Harmon operates the Butch Harmon School of Golf at Las Vegas golf course Rio Secco that was designed by the US Open Doctor Rees Jones, who helped ready Bethpage Black into a US Open course. Miller is a part of the US Open announcing team where several Las Vegas golfers are in the field including Adam Scott, Chad Campbell, Ryan Moore, Nick Watney and Scott Lewis.

"I need to know what they're doing," continued Miller. "I can guess because I can see their swings what they’re doing, but I can’t guess what they’re working on. It’s nice to know a guy is working on shortening his backswing. Now Phil's swing is more of a 1-2 swing. It used to be more of a 1, 2, 3 swing. It’s much more stable, better under pressure. His misses should be much more accurate. He used to hit so many way left, like at Winged Foot. Butch has done a terrific job making his swing right on plane . . . He's making it more standardized, and the results are there." The Harmon School is open to the public and is staffed with several PGA of America professionals, led by Harmon.

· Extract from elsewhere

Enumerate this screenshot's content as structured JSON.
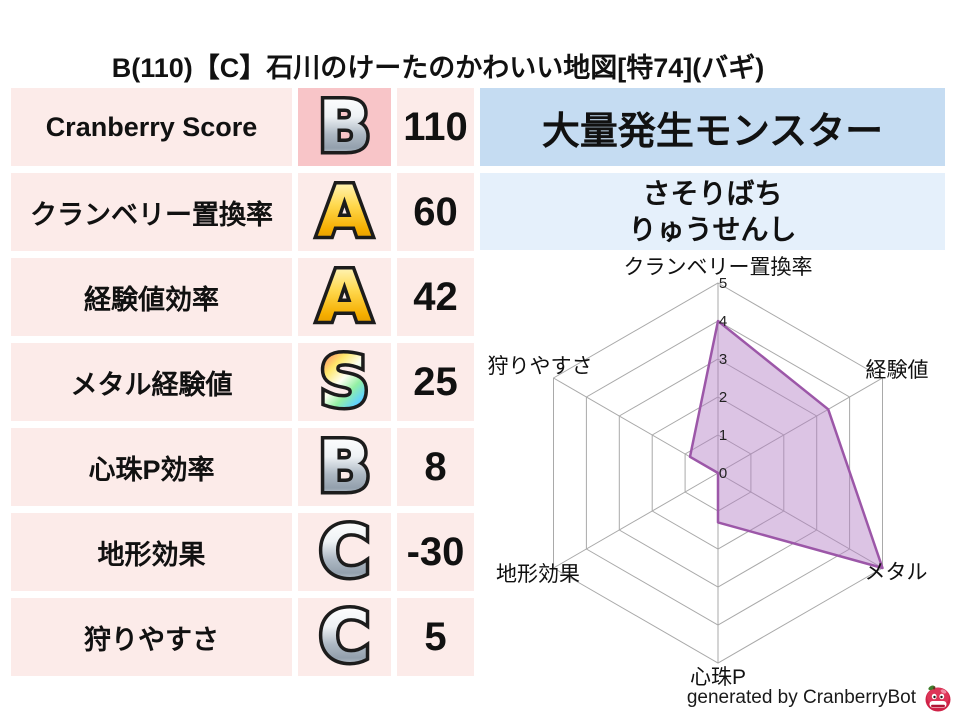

Miller also talked with Best about his comments that some take as too harsh, even comparing himself to that loveable villian on American Idol. "You only want one Johnny Miller on an announce team, just like you only want one Simon Cowell," Miller told Best. "I’ve been referred to as the Simon Cowell of golf. But if you really listen to Simon Cowell, he’s pretty dang accurate. He sometimes gets a little over the top, like I will, but he actually is trying, in his mind, to give you constructive criticism so you can work on it. I don’t think I’m as strong as he is, but when I say something about a guy’s swing I actually am giving him advice. In my mind I’m hoping someone in his house writes it down: ‘Johnny said at the top of the swing your right elbow is popping out.'"

Miller is just one of many top-level golf course designers that have helped turned the Las Vegas brown desert to green. The Las Vegas area is home to more than 60 golf courses, created by such names as Jack Nicklaus, Arnold Palmer, Rees Jones, Tom Fazio, Lee Schmidt, Brian Curley, Pete Dye, Robert Trent Jones, Jr. and Sr., Arthur Hills, Jay Morrish, Dave Druzisky and many others. Las Vegas is the Ultimate Golf City.